She wore blu....u....e. . . .vel....vet
The plot is convoluted, the story sordid and unpleasant. College student Jeffrey Beaumont (Kyle MacLachlan) finds a severed ear crawling with bugs in a field near his small town of Lumberton. Investigation leads him to the Slow Club (naturally), where a dazed, depressed singer named Dorothy (Isabella Rossilini) performs "Blue Velvet" while sobbing quietly.
In dre...ams....I walk....with....you...u....u
Oh, plot point: to keep everyone in line, Ben is holding Dorothy's husband and son hostage (the ear belongs to one of them).
Eventually all of the baddies get shot through the head (Lynch has a thing for massive head trauma), Dorothy and her son leave town, and Jeffrey settles down to a nice "normal" relationship with girl-next-door Sandy (Laura Dern). Pleased that the natural order of things has been restored, two robins appear, and eat some bugs (see, love triumphs over evil!).
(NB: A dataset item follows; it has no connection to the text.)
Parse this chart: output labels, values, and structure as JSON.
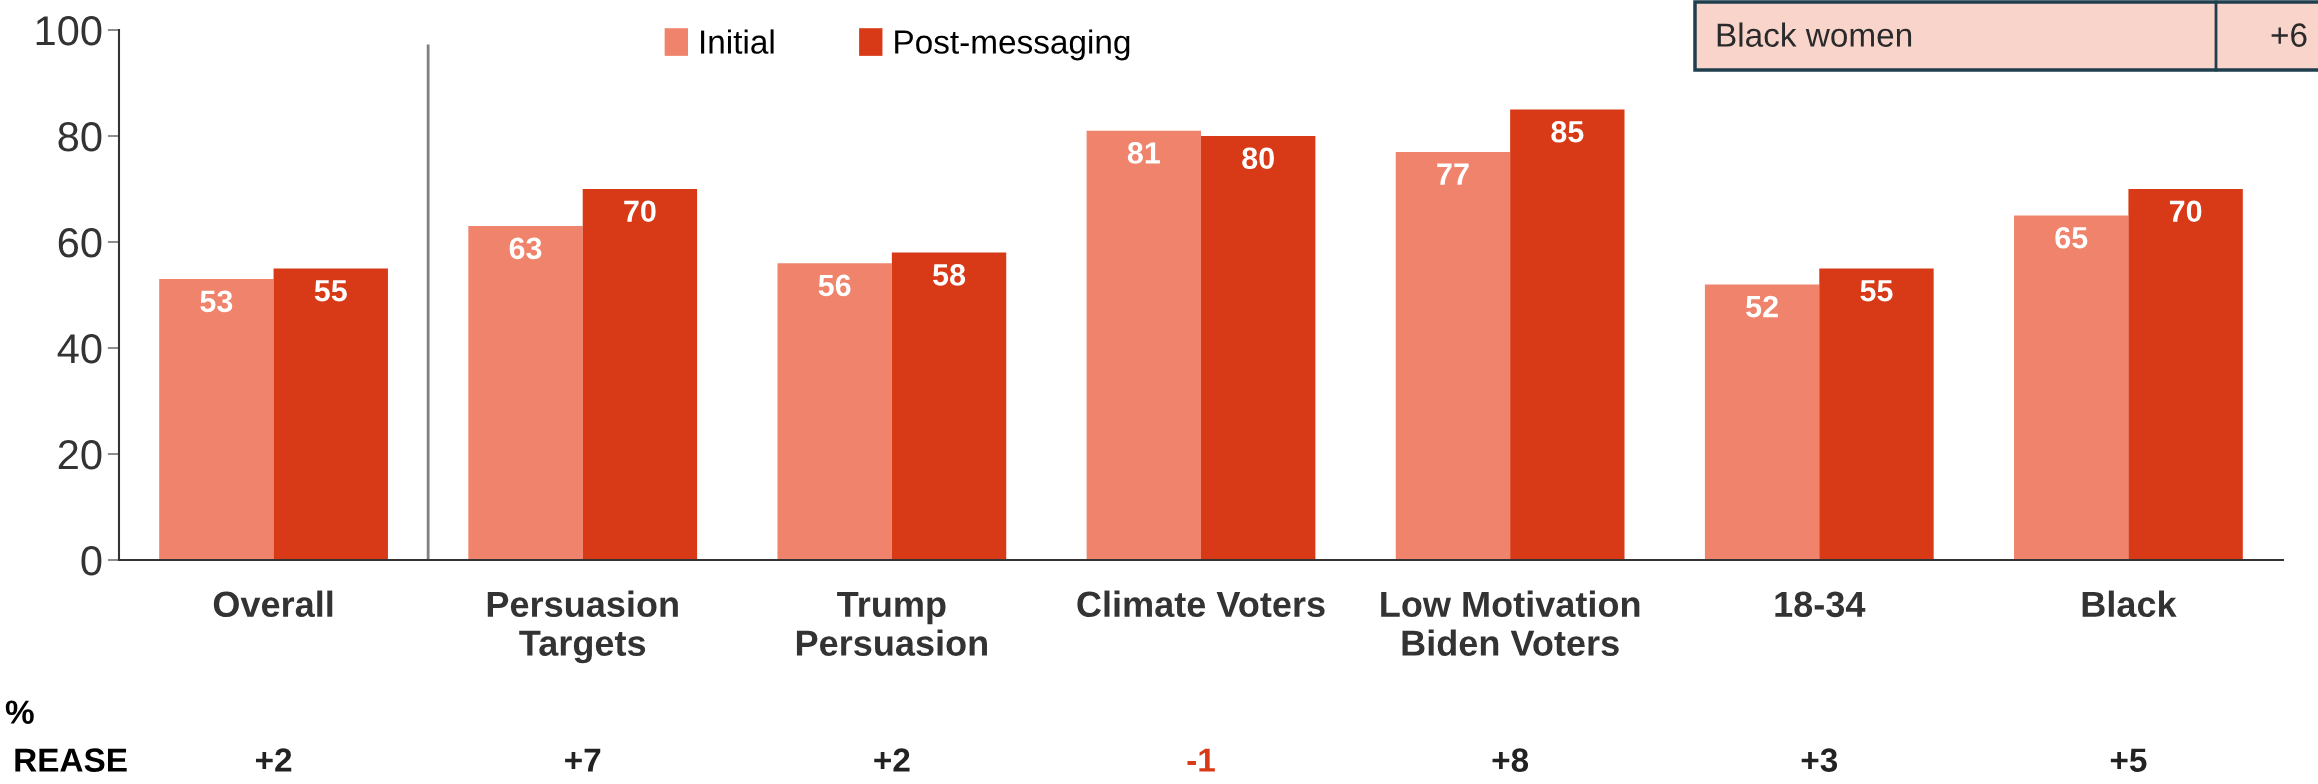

I hated this movie. I wanted to take a shower afterwards. But there were three things for gay people to like, in spite of the incessant homophobia (which, to be fair, you have to expect in David Lynch's movies. He's never tried to hide his hatred of gay people.)
1. If you can overlook the many, many shots of Dorothy nude and abused, you can find some some beefcake. Kyle MacLachlan had an adequately muscular physique, and in one scene there's frontal nudity.
2. David Lynch hates sexually active heterosexuals as much as gay people. Their acts come off looking incredibly vile. Heteros have sex because they have guns pointed at them or because they're suffering from weird fixations, while all the time they're struggling desperately not to. There's no such thing as a positive sexual experience, gay or not.
3. In the 1980s, the Moral Majority, Ronald Reagan, and The Waltons had us believe that big cities were cesspools of dcadence, small towns havens of "family values." Guess what -- even Lumberton has a seedy underbelly. A nice movie to show your various relatives who bemoan the social decay of your West Hollywood home.